Friday One Sheet: Bryan Lenning's JOKER

Whatever your feelings about the oddball, glossy-grimy stand-alone Joker -- and people had very strong feelings about either the quality, the nihilism, or the emptiness of Todd Phillips' quasi-remake of Martin Scorsese's The King of Comedy as a comic-book origin story -- the film had a very strong commitment to visual design.

One of my favourite designers, Bryan Lenning, aimed to, in his own words "capture the confidence that Arthur Flek exudes the moment be comes the Joker," where, "nothing can hurt him anymore.

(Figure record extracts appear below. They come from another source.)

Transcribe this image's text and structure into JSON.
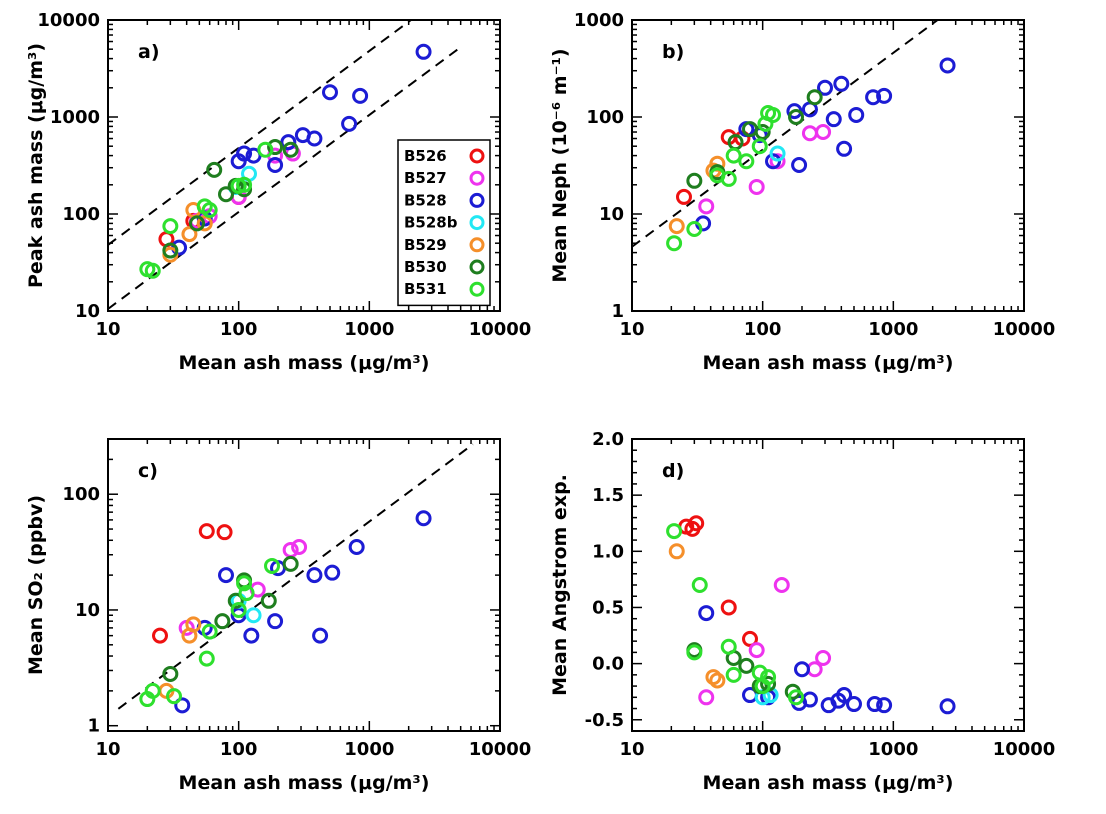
{
  "colors": {
    "B526": "#ee1111",
    "B527": "#ee33ee",
    "B528": "#1c1cd4",
    "B528b": "#22e8f4",
    "B529": "#f58f2a",
    "B530": "#1f7e1f",
    "B531": "#2ee02e"
  },
  "legend": [
    "B526",
    "B527",
    "B528",
    "B528b",
    "B529",
    "B530",
    "B531"
  ],
  "chart_data": [
    {
      "id": "a",
      "type": "scatter",
      "panel_label": "a)",
      "xlabel": "Mean ash mass (μg/m³)",
      "ylabel": "Peak ash mass (μg/m³)",
      "xscale": "log",
      "yscale": "log",
      "xlim": [
        10,
        10000
      ],
      "ylim": [
        10,
        10000
      ],
      "xticks": [
        10,
        100,
        1000,
        10000
      ],
      "xtick_labels": [
        "10",
        "100",
        "1000",
        "10000"
      ],
      "yticks": [
        10,
        100,
        1000,
        10000
      ],
      "ytick_labels": [
        "10",
        "100",
        "1000",
        "10000"
      ],
      "legend_position": "right-center",
      "ref_lines": [
        {
          "style": "dashed",
          "x": [
            10,
            5000
          ],
          "y": [
            48,
            24000
          ]
        },
        {
          "style": "dashed",
          "x": [
            10,
            5000
          ],
          "y": [
            10.5,
            5250
          ]
        }
      ],
      "series": [
        {
          "name": "B526",
          "x": [
            28,
            45,
            100
          ],
          "y": [
            55,
            85,
            150
          ]
        },
        {
          "name": "B527",
          "x": [
            48,
            60,
            100,
            190,
            260
          ],
          "y": [
            85,
            95,
            150,
            400,
            420
          ]
        },
        {
          "name": "B528",
          "x": [
            35,
            55,
            100,
            110,
            130,
            190,
            240,
            310,
            380,
            500,
            700,
            850,
            2600
          ],
          "y": [
            45,
            90,
            350,
            420,
            400,
            320,
            550,
            650,
            600,
            1800,
            850,
            1650,
            4700
          ]
        },
        {
          "name": "B528b",
          "x": [
            95,
            120
          ],
          "y": [
            190,
            260
          ]
        },
        {
          "name": "B529",
          "x": [
            30,
            42,
            45,
            55
          ],
          "y": [
            38,
            62,
            110,
            80
          ]
        },
        {
          "name": "B530",
          "x": [
            30,
            48,
            65,
            80,
            95,
            110,
            190,
            250
          ],
          "y": [
            42,
            80,
            285,
            160,
            195,
            180,
            490,
            460
          ]
        },
        {
          "name": "B531",
          "x": [
            20,
            22,
            30,
            55,
            60,
            100,
            110,
            160
          ],
          "y": [
            27,
            26,
            75,
            120,
            110,
            195,
            200,
            460
          ]
        }
      ]
    },
    {
      "id": "b",
      "type": "scatter",
      "panel_label": "b)",
      "xlabel": "Mean ash mass (μg/m³)",
      "ylabel": "Mean Neph (10⁻⁶ m⁻¹)",
      "xscale": "log",
      "yscale": "log",
      "xlim": [
        10,
        10000
      ],
      "ylim": [
        1,
        1000
      ],
      "xticks": [
        10,
        100,
        1000,
        10000
      ],
      "xtick_labels": [
        "10",
        "100",
        "1000",
        "10000"
      ],
      "yticks": [
        1,
        10,
        100,
        1000
      ],
      "ytick_labels": [
        "1",
        "10",
        "100",
        "1000"
      ],
      "ref_lines": [
        {
          "style": "dashed",
          "x": [
            10,
            2900
          ],
          "y": [
            4.6,
            1330
          ]
        }
      ],
      "series": [
        {
          "name": "B526",
          "x": [
            25,
            55,
            70
          ],
          "y": [
            15,
            62,
            60
          ]
        },
        {
          "name": "B527",
          "x": [
            37,
            90,
            130,
            230,
            290
          ],
          "y": [
            12,
            19,
            35,
            68,
            70
          ]
        },
        {
          "name": "B528",
          "x": [
            35,
            75,
            95,
            120,
            175,
            190,
            230,
            300,
            350,
            400,
            420,
            520,
            700,
            850,
            2600
          ],
          "y": [
            8,
            75,
            65,
            35,
            115,
            32,
            120,
            200,
            95,
            220,
            47,
            105,
            160,
            165,
            340
          ]
        },
        {
          "name": "B528b",
          "x": [
            130
          ],
          "y": [
            42
          ]
        },
        {
          "name": "B529",
          "x": [
            22,
            42,
            45
          ],
          "y": [
            7.5,
            28,
            33
          ]
        },
        {
          "name": "B530",
          "x": [
            30,
            45,
            62,
            80,
            100,
            180,
            250
          ],
          "y": [
            22,
            27,
            55,
            75,
            70,
            100,
            160
          ]
        },
        {
          "name": "B531",
          "x": [
            21,
            30,
            45,
            55,
            60,
            75,
            95,
            105,
            110,
            120
          ],
          "y": [
            5,
            7,
            25,
            23,
            40,
            35,
            50,
            85,
            110,
            105
          ]
        }
      ]
    },
    {
      "id": "c",
      "type": "scatter",
      "panel_label": "c)",
      "xlabel": "Mean ash mass (μg/m³)",
      "ylabel": "Mean SO₂ (ppbv)",
      "xscale": "log",
      "yscale": "log",
      "xlim": [
        10,
        10000
      ],
      "ylim": [
        0.9,
        300
      ],
      "xticks": [
        10,
        100,
        1000,
        10000
      ],
      "xtick_labels": [
        "10",
        "100",
        "1000",
        "10000"
      ],
      "yticks": [
        1,
        10,
        100
      ],
      "ytick_labels": [
        "1",
        "10",
        "100"
      ],
      "ref_lines": [
        {
          "style": "dashed",
          "x": [
            12,
            6200
          ],
          "y": [
            1.4,
            270
          ]
        }
      ],
      "series": [
        {
          "name": "B526",
          "x": [
            25,
            57,
            78
          ],
          "y": [
            6,
            48,
            47
          ]
        },
        {
          "name": "B527",
          "x": [
            40,
            140,
            250,
            290
          ],
          "y": [
            7,
            15,
            33,
            35
          ]
        },
        {
          "name": "B528",
          "x": [
            37,
            55,
            80,
            100,
            125,
            190,
            200,
            380,
            420,
            520,
            800,
            2600
          ],
          "y": [
            1.5,
            7,
            20,
            9,
            6,
            8,
            23,
            20,
            6,
            21,
            35,
            62
          ]
        },
        {
          "name": "B528b",
          "x": [
            100,
            130
          ],
          "y": [
            12,
            9
          ]
        },
        {
          "name": "B529",
          "x": [
            28,
            42,
            45
          ],
          "y": [
            2,
            6,
            7.5
          ]
        },
        {
          "name": "B530",
          "x": [
            30,
            75,
            95,
            110,
            170,
            250
          ],
          "y": [
            2.8,
            8,
            12,
            18,
            12,
            25
          ]
        },
        {
          "name": "B531",
          "x": [
            20,
            22,
            32,
            57,
            60,
            100,
            110,
            115,
            180
          ],
          "y": [
            1.7,
            2,
            1.8,
            3.8,
            6.5,
            10,
            17,
            14,
            24
          ]
        }
      ]
    },
    {
      "id": "d",
      "type": "scatter",
      "panel_label": "d)",
      "xlabel": "Mean ash mass (μg/m³)",
      "ylabel": "Mean Angstrom exp.",
      "xscale": "log",
      "yscale": "linear",
      "xlim": [
        10,
        10000
      ],
      "ylim": [
        -0.6,
        2.0
      ],
      "xticks": [
        10,
        100,
        1000,
        10000
      ],
      "xtick_labels": [
        "10",
        "100",
        "1000",
        "10000"
      ],
      "yticks": [
        -0.5,
        0,
        0.5,
        1.0,
        1.5,
        2.0
      ],
      "ytick_labels": [
        "-0.5",
        "0.0",
        "0.5",
        "1.0",
        "1.5",
        "2.0"
      ],
      "ref_lines": [],
      "series": [
        {
          "name": "B526",
          "x": [
            26,
            29,
            31,
            55,
            80
          ],
          "y": [
            1.22,
            1.2,
            1.25,
            0.5,
            0.22
          ]
        },
        {
          "name": "B527",
          "x": [
            37,
            90,
            140,
            250,
            290
          ],
          "y": [
            -0.3,
            0.12,
            0.7,
            -0.05,
            0.05
          ]
        },
        {
          "name": "B528",
          "x": [
            37,
            80,
            110,
            190,
            200,
            230,
            320,
            380,
            420,
            500,
            720,
            850,
            2600
          ],
          "y": [
            0.45,
            -0.28,
            -0.3,
            -0.35,
            -0.05,
            -0.32,
            -0.37,
            -0.33,
            -0.28,
            -0.36,
            -0.36,
            -0.37,
            -0.38
          ]
        },
        {
          "name": "B528b",
          "x": [
            100,
            115
          ],
          "y": [
            -0.3,
            -0.28
          ]
        },
        {
          "name": "B529",
          "x": [
            22,
            42,
            45
          ],
          "y": [
            1.0,
            -0.12,
            -0.15
          ]
        },
        {
          "name": "B530",
          "x": [
            30,
            60,
            75,
            95,
            110,
            170
          ],
          "y": [
            0.12,
            0.05,
            -0.02,
            -0.2,
            -0.18,
            -0.25
          ]
        },
        {
          "name": "B531",
          "x": [
            21,
            30,
            33,
            55,
            60,
            95,
            100,
            110,
            180
          ],
          "y": [
            1.18,
            0.1,
            0.7,
            0.15,
            -0.1,
            -0.08,
            -0.2,
            -0.12,
            -0.3
          ]
        }
      ]
    }
  ]
}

From this point on, Joker will hold court in Gotham."

What makes this such a good piece of 'two years after the fact' key art, is that it is a single image, a single clean photograph, which captures that moment. The 1970s back-stage detritus, the orange-yellow-blue colours in the mirror, offset the orange-pink-teal outfit. Or, the light at the top, dark at the bottom, framing.  Also: Give an actor a cigarette as a prop, and they will work wonders. The poise in this moment has killer vibes.

Again and again, I will say that character collage key art, or the increasing number of kaleidoscope posters which busy themselves with busy-ness, fail to capture the weight of a well-framed image in one-sheet format.